No one will be surprised to see this one and I wouldn’t be surprised to hear that this is top reason. Most of us, probably almost of all us have this wonderful tendancy to postpone. Why do something today when it can be done tomorrow right? I’m certainly the first to say that. The problem is that this specific task can be postponed for a very very long time. When you need to hand in a report, homework or any other assignment, there is usually a timeline that limits how much you can postpone it. But with investing, it can be done for a very long time.

It also is a lot easier than most of us think. There only a few steps involved and once you have a broker, advisor or your own trading account, you are ready to go. If this is the reason that is stopping you, go back to our post about how to get started and please take action. The most important investment decision you will ever take is not on a specific stock but on when you will get started.

-Not enough money

This is another false one. I wrote my article with an example of 5000$ but in reality you could start with less. If you are able to buy a large screen tv or a car, you can pay for the your retirement or passive income fund. Even the amount that you are able to save each week or each month can stary off very little. If you can start at 5$ per week, start there and increase every year as much as possible. It does add up!

-No time

No time?? If you did not have time to do your laundry, get shaved or take care of your lawn, that is one thing. But we are talking about your future here right? So take the time to set things up. Then, when you make a trade (infrequently especially at the start), take an hour to look up the different possibilities.

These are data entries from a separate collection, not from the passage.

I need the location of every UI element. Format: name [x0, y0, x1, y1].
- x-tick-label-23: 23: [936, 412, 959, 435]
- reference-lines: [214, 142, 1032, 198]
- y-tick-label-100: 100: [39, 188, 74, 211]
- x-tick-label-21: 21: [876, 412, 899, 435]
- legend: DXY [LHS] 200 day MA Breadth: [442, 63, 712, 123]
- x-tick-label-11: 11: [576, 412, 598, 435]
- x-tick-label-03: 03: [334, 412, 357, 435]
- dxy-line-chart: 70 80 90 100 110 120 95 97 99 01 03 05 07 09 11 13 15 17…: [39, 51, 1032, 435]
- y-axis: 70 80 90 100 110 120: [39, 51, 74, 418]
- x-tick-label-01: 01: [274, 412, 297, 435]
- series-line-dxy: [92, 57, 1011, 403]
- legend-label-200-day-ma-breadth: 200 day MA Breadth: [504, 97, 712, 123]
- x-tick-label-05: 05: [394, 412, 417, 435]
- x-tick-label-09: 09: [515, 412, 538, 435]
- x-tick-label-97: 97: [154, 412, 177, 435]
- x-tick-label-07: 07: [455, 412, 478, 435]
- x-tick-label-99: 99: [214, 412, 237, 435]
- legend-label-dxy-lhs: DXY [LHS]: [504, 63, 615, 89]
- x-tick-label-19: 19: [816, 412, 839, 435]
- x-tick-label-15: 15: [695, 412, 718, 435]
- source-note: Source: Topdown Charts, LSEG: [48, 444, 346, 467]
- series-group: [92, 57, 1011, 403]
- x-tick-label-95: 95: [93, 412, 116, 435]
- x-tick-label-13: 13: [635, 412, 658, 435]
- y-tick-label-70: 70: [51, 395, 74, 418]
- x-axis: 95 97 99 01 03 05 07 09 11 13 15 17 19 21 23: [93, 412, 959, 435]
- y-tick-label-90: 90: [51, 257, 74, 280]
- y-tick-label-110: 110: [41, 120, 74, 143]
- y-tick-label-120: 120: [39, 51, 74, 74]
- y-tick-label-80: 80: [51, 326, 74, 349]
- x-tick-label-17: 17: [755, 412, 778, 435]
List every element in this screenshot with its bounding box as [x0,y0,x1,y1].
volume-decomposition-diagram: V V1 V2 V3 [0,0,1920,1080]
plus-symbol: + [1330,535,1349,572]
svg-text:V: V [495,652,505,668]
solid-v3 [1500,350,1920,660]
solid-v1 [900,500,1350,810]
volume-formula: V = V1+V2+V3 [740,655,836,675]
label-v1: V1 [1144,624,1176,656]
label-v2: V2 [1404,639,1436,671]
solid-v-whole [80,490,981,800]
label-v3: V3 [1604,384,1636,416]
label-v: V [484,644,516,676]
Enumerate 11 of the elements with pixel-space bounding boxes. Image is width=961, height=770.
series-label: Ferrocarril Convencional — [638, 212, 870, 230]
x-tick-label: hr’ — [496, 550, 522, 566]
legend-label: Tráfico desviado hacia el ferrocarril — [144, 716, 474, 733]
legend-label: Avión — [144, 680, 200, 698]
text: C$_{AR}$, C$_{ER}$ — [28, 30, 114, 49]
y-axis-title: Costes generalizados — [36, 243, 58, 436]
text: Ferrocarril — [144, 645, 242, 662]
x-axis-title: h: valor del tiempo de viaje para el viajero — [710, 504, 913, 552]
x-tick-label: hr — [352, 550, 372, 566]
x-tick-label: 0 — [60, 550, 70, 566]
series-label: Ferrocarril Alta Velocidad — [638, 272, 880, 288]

And finally four times per year, you will take a look at your portfolio, does that sound so bad?

-You do not want passive income

Right! I can understand how making regular income every month, no matter if you are working, if you are in another country, sick in bed, etc. Oh no actually, I don’t get it. At some point, you will need to start living off of passive income when you become older and unable to work as hard. So the decision is not about having passive income or not but rather how much you will have and if you will require help or depend on the government or your pension plan fulfilling its promises.

-Investing elsewhere

This could be a valid excuse. We each have our investing philosophies and I think that a retirement account is a must but there are many different ways to get it done. A dividend portfolio is certainly one way to do just that but there are others. For example, if my company, M35, was not active in the business of buying and selling websites, I would certainly be putting more money into my own dividend portfolio. And over time that is exactly what will happen.

-Do not know where to start

This is the easiest! Simply check our “How to” guide and ask any questions you might have!

-Any others?

My question to you is! If you have been postponing the start of your dividend portfolio, why? I would love to hear what is holding you back from starting this critical step!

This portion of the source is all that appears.